Forzándose a caminar lentamente y a no quitar el ojo de la espalda de Vianello, que emprendía ya la retirada, Brunetti atravesó la puerta y no esperó a Bianchi. Avanzó hacia el otro extremo de la pasarela emitiendo el mismo canturreo que Vianello y comprendiendo ahora que así conseguía neutralizar parte del ruido que se elevaba desde abajo. Entonces algo apareció a su lado, a la altura de los hombros, como si lo acompañara. Brunetti aflojó el paso un momento, pero enseguida recuperó el control y siguió caminando con la mirada al frente, sin ceder por un instante a la tentación de ver qué era lo que flotaba junto a él.

Halló a Vianello tirado en un banco del vestuario, con un brazo fuera de su mono protector y el otro olvidado, o atrapado, dentro de la manga. A Brunetti le recordó a un héroe de la
Ilíada,
derrotado, con la armadura medio rajada colgándole del cuerpo y el enemigo a punto de darle muerte y expoliarlo.
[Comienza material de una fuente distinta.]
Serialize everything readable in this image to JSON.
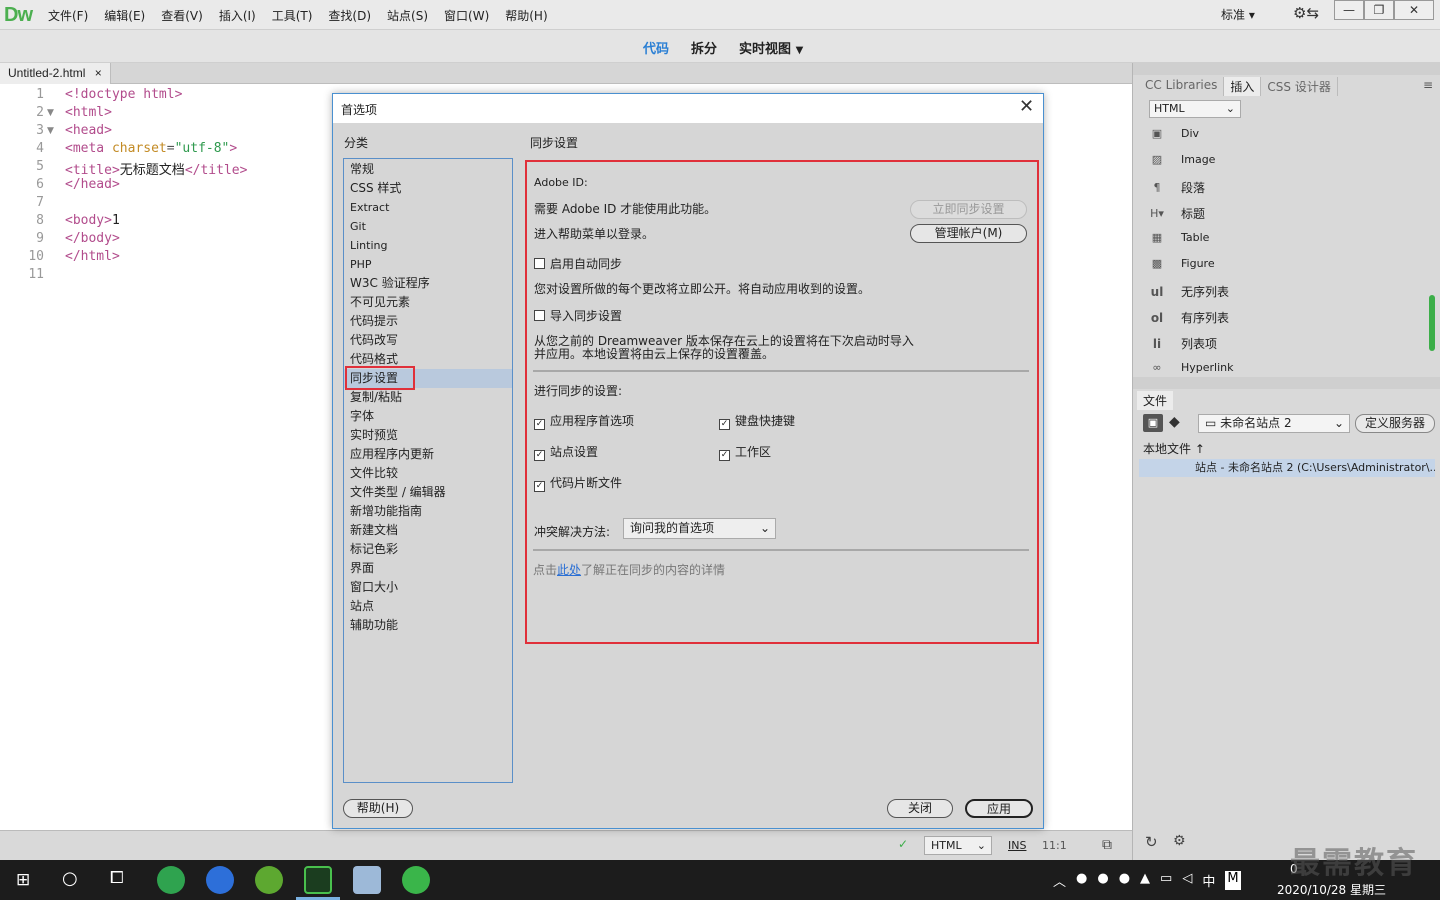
{
  "app": {
    "logo": "Dw"
  },
  "menu": [
    "文件(F)",
    "编辑(E)",
    "查看(V)",
    "插入(I)",
    "工具(T)",
    "查找(D)",
    "站点(S)",
    "窗口(W)",
    "帮助(H)"
  ],
  "workspace": {
    "label": "标准",
    "minimize": "—",
    "restore": "❐",
    "close": "✕"
  },
  "toolbar": {
    "code": "代码",
    "split": "拆分",
    "live": "实时视图"
  },
  "doc_tab": {
    "name": "Untitled-2.html",
    "close": "×"
  },
  "editor": {
    "line_numbers": [
      "1",
      "2",
      "3",
      "4",
      "5",
      "6",
      "7",
      "8",
      "9",
      "10",
      "11"
    ],
    "lines": {
      "l1": "<!doctype html>",
      "l2": "<html>",
      "l3": "<head>",
      "l4_open": "<meta ",
      "l4_attr": "charset",
      "l4_eq": "=",
      "l4_val": "\"utf-8\"",
      "l4_close": ">",
      "l5_open": "<title>",
      "l5_text": "无标题文档",
      "l5_close": "</title>",
      "l6": "</head>",
      "l8_open": "<body>",
      "l8_text": "1",
      "l9": "</body>",
      "l10": "</html>"
    }
  },
  "right_panel": {
    "tabs": [
      "CC Libraries",
      "插入",
      "CSS 设计器"
    ],
    "insert_category": "HTML",
    "insert_items": [
      {
        "icon": "div-icon",
        "label": "Div"
      },
      {
        "icon": "image-icon",
        "label": "Image"
      },
      {
        "icon": "paragraph-icon",
        "label": "段落"
      },
      {
        "icon": "heading-icon",
        "label": "标题"
      },
      {
        "icon": "table-icon",
        "label": "Table"
      },
      {
        "icon": "figure-icon",
        "label": "Figure"
      },
      {
        "icon": "ul",
        "label": "无序列表"
      },
      {
        "icon": "ol",
        "label": "有序列表"
      },
      {
        "icon": "li",
        "label": "列表项"
      },
      {
        "icon": "hyperlink-icon",
        "label": "Hyperlink"
      }
    ],
    "files_tab": "文件",
    "site_select": "未命名站点 2",
    "define_server": "定义服务器",
    "local_files": "本地文件 ↑",
    "site_row": "站点 - 未命名站点 2 (C:\\Users\\Administrator\\..."
  },
  "statusbar": {
    "doc_type": "HTML",
    "ins": "INS",
    "pos": "11:1"
  },
  "dialog": {
    "title": "首选项",
    "close": "✕",
    "category_label": "分类",
    "categories": [
      "常规",
      "CSS 样式",
      "Extract",
      "Git",
      "Linting",
      "PHP",
      "W3C 验证程序",
      "不可见元素",
      "代码提示",
      "代码改写",
      "代码格式",
      "同步设置",
      "复制/粘贴",
      "字体",
      "实时预览",
      "应用程序内更新",
      "文件比较",
      "文件类型 / 编辑器",
      "新增功能指南",
      "新建文档",
      "标记色彩",
      "界面",
      "窗口大小",
      "站点",
      "辅助功能"
    ],
    "selected_category": "同步设置",
    "section_title": "同步设置",
    "adobe_id_label": "Adobe ID:",
    "need_id": "需要 Adobe ID 才能使用此功能。",
    "login_hint": "进入帮助菜单以登录。",
    "sync_now": "立即同步设置",
    "manage_account": "管理帐户(M)",
    "auto_sync": "启用自动同步",
    "auto_sync_desc": "您对设置所做的每个更改将立即公开。将自动应用收到的设置。",
    "import_sync": "导入同步设置",
    "import_desc_1": "从您之前的 Dreamweaver 版本保存在云上的设置将在下次启动时导入",
    "import_desc_2": "并应用。本地设置将由云上保存的设置覆盖。",
    "sync_items_label": "进行同步的设置:",
    "opt_app_prefs": "应用程序首选项",
    "opt_keyboard": "键盘快捷键",
    "opt_site": "站点设置",
    "opt_workspace": "工作区",
    "opt_snippets": "代码片断文件",
    "conflict_label": "冲突解决方法:",
    "conflict_value": "询问我的首选项",
    "link_prefix": "点击",
    "link_text": "此处",
    "link_suffix": "了解正在同步的内容的详情",
    "help": "帮助(H)",
    "close_btn": "关闭",
    "apply": "应用"
  },
  "taskbar": {
    "time": "0",
    "date": "2020/10/28 星期三",
    "ime": "中",
    "ime2": "M"
  },
  "watermark": "最需教育",
  "colors": {
    "accent": "#2a7fd4",
    "highlight_box": "#e0303a",
    "selection": "#b9c9dd"
  }
}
Brunetti se sentó a su lado, luego se dejó caer pesadamente hacia delante y apoyó los antebrazos en los muslos para quedarse así, mirándose los zapatos sin pestañear. El que los viera desde el umbral de la puerta vería a dos atletas veteranos de extravagante indumentaria esperando a que el entrenador viniera a contarles cómo se habían desenvuelto.